Depuis l'occupation de la Savoie par les armées françaises et suisses au 15ème siècle, la tendance des esprits
à l'émancipation et à l'indépendance s'accentue sans cesse.
Le régime féodal n'a plus la sympathie des populations.
Bien des fois les communiers empiètent sur les attributions des Chartreux. Ils refusent avec obstination
de signer des reconnaissances d'après le style ancien et n'hésitent point, dans leurs démêlés réciproques,
à traduire les religieux devant les plus hautes juridictions du pays (la Savoie).
On sent partout une profonde irritation. Pour calmer l'opinion, Victor-Amédée II (1675-1730), décide la
réforme des impôts. Il crée 'l'impôt foncier' basé sur l'estimation objective de la propriété rurale,
et atteignant indistinctement tous sujets.
A cet effet, il prescrit, par une ordonnance du 9/4/1728, la confection du cadastre.
Ces opérations ont lieu à Bellevaux-Vallon cette même année........
Chaque parcelle de terre est cotée ; les titres de propriété sont contrôlés et l'on fixe d'une manière
aussi précise que possible les revenus de tous les possesseurs.
Le 15/9/1738 Charles-Emmanuel III, successeur de Victor-Amédée II, abroge officiellement tous les privilèges
antérieurs, et rend obligatoire le nouvel impôt.
Il est cependant maintenu une exception en faveur des biens dont la noblesse ou le clergé pourrait
justifier la possession antérieure à 1537.
Mais la nouvelle loi s'applique aux possessions acquises postérieurement à 1738.
L'édit de Charles-Emmanuel III crée des Conseils municipaux, dits paroissiaux.
Vallon avait déjà son Conseil que les Chartreux avaient créé en 1426. Bellevaux n'eut le sien qu'à partir de 1738.
Les deux conseils continuent à coexister, ayant chacun leurs attributions propres. Le premier composé
également de représentants des deux sections de Bellevaux et Vallon s'occupe d'asseoir l'assiette des impôts,
tandis que que le second traite des affaires qui concernent exclusivement les intérêts des communiers de Vallon.
Pour bien comprendre l'évolution vers l'affranchissement des habitants de Vallon, les Communiers, il faut
revenir sur ce qui caractérise le régime féodal. Celui-ci trouve son expression concrète dans le droit
de 'main-morte'.
Ce droit consiste en une double servitude : réelle et personnelle. Réelle, elle affecte les bien-fonds
(propriété) des sujets ; personnelle, elle atteint les possesseurs de ces biens, soit les 'taillables' ou
'hommes-liges', et leurs descendants.
Charles-Emmanuel III .......décide par un édit du 20/1/1762 : Tous les taillables de nos domaines, hommes et
femmes, sont affranchis sans paiement d'aucune finance, de toute taillabilité personnelle, de quelque nature
qu'elle puisse être, soit de main-morte, échute, qui en peuvent dériver ; et Nous voulons que dès la date de cet édit,
ils soient regardés, de même que leurs descendants comme affranchis et libres.

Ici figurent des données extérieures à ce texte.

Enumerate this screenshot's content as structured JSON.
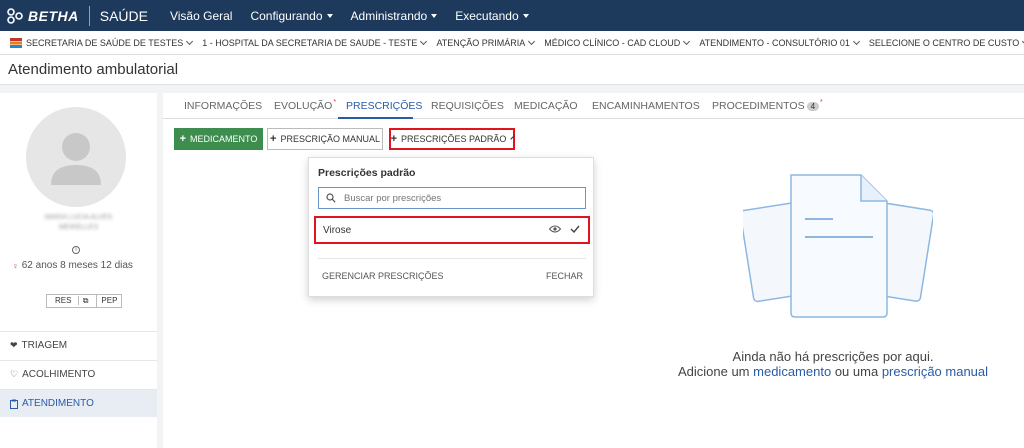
{
  "topbar": {
    "brand": "BETHA",
    "product": "SAÚDE",
    "nav": [
      {
        "label": "Visão Geral",
        "dropdown": false
      },
      {
        "label": "Configurando",
        "dropdown": true
      },
      {
        "label": "Administrando",
        "dropdown": true
      },
      {
        "label": "Executando",
        "dropdown": true
      }
    ],
    "colors": {
      "background": "#1d3a5c"
    }
  },
  "context": {
    "entity": "SECRETARIA DE SAÚDE DE TESTES",
    "unit": "1 - HOSPITAL DA SECRETARIA DE SAUDE - TESTE",
    "care_level": "ATENÇÃO PRIMÁRIA",
    "professional": "MÉDICO CLÍNICO - CAD CLOUD",
    "service": "ATENDIMENTO - CONSULTÓRIO 01",
    "cost_center": "SELECIONE O CENTRO DE CUSTO"
  },
  "page": {
    "title": "Atendimento ambulatorial"
  },
  "patient": {
    "name_line1": "MARIA LUCIA ALVES",
    "name_line2": "MEIRELLES",
    "age": "62 anos 8 meses 12 dias",
    "res_label": "RES",
    "pep_label": "PEP"
  },
  "sidebar": {
    "items": [
      {
        "label": "TRIAGEM",
        "icon": "heart-pulse-icon",
        "active": false
      },
      {
        "label": "ACOLHIMENTO",
        "icon": "heart-outline-icon",
        "active": false
      },
      {
        "label": "ATENDIMENTO",
        "icon": "clipboard-icon",
        "active": true
      }
    ]
  },
  "tabs": [
    {
      "label": "INFORMAÇÕES",
      "active": false,
      "required": false
    },
    {
      "label": "EVOLUÇÃO",
      "active": false,
      "required": true
    },
    {
      "label": "PRESCRIÇÕES",
      "active": true,
      "required": false
    },
    {
      "label": "REQUISIÇÕES",
      "active": false,
      "required": false
    },
    {
      "label": "MEDICAÇÃO",
      "active": false,
      "required": false
    },
    {
      "label": "ENCAMINHAMENTOS",
      "active": false,
      "required": false
    },
    {
      "label": "PROCEDIMENTOS",
      "active": false,
      "required": true,
      "badge": "4"
    }
  ],
  "toolbar": {
    "add_medication": "MEDICAMENTO",
    "manual_prescription": "PRESCRIÇÃO MANUAL",
    "standard_prescriptions": "PRESCRIÇÕES PADRÃO"
  },
  "popup": {
    "title": "Prescrições padrão",
    "search_placeholder": "Buscar por prescrições",
    "options": [
      {
        "label": "Virose",
        "selected": true
      }
    ],
    "manage": "GERENCIAR PRESCRIÇÕES",
    "close": "FECHAR"
  },
  "empty_state": {
    "line1": "Ainda não há prescrições por aqui.",
    "prefix": "Adicione um",
    "link1": "medicamento",
    "middle": "ou uma",
    "link2": "prescrição manual"
  },
  "colors": {
    "accent": "#2a5ba8",
    "success": "#3d8d4f",
    "highlight_border": "#e0141e"
  }
}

Le 17/7/1762 le Conseil (paroissial de Bellevaux-Vallon) nomme les procureurs chargés de traiter cette
affaire avec les seigneurs. Ce sont : Joseph Place, feu Etienne ; Argaud Monnet Michel feu Jacques ; et
François-Louis Favrat, châtelain des communautés de Bellevaux et Vallon.
Ils vont négocier avec les seigneurs, les prix de cet affranchissement de la 'servitude personnelle'
une des deux composantes de ce droit de la 'main-morte'.
Ne parvenant pas à un accord amiable, l'arbitrage est rendu par l'Intendant du Chablais. En suite de quoi,
le Prieur de Vallon signifie 'Nous déclarons libres et exempts, pour leurs personnes et leurs descendants, de
toute taillabilité, main-morte, échute envers la dite chartreuse de Vallon, dont les noms sont consignés aux
registres de l'Intendance de Thonon.'
Ainsi les communiers de Vallon se trouvent affranchis de la main-morte personnelle à l'égard des Chartreux.
Reste encore, pour compléter leur affranchissement, la libération de la main-morte réelle laquelle affecte
les biens qu'ils tiennent des religieux par contrat emphytéotique.
Charles-Emmanuel III porte le 19/12/1771 un nouvel édit prescrivant le rachat général et obligatoire des rentes
féodales et de la 'directe'..........Cet édit impose cet affranchissement.
..... la fixation des indemnités à verser aux religieux provoque d'interminables discussions. Entre temps,
le Duc suspend l'effet de la loi pendant 5 ans..............
Enfin, le 2/5/1781, l'acte d'affranchissement de la 'main-morte réelle' est prononcée officiellement dans la
grande salle de la chartreuse de Ripaille-Vallon.............
Les communiers s'engagent à verser aux Chartreux la somme de 22.000 livres, laquelle sera payée, avec
les intérêts à 4 % à compter de ce jour, en deux termes égaux : 11.000 livres dans un an et les autres 11.000
dans l'année qui suivra.............
Les sommes sont versées régulièrement en leur temps, ce dont les Chartreux donnent quittance le 10 juillet
par acte passé devant Me Favrat, notaire.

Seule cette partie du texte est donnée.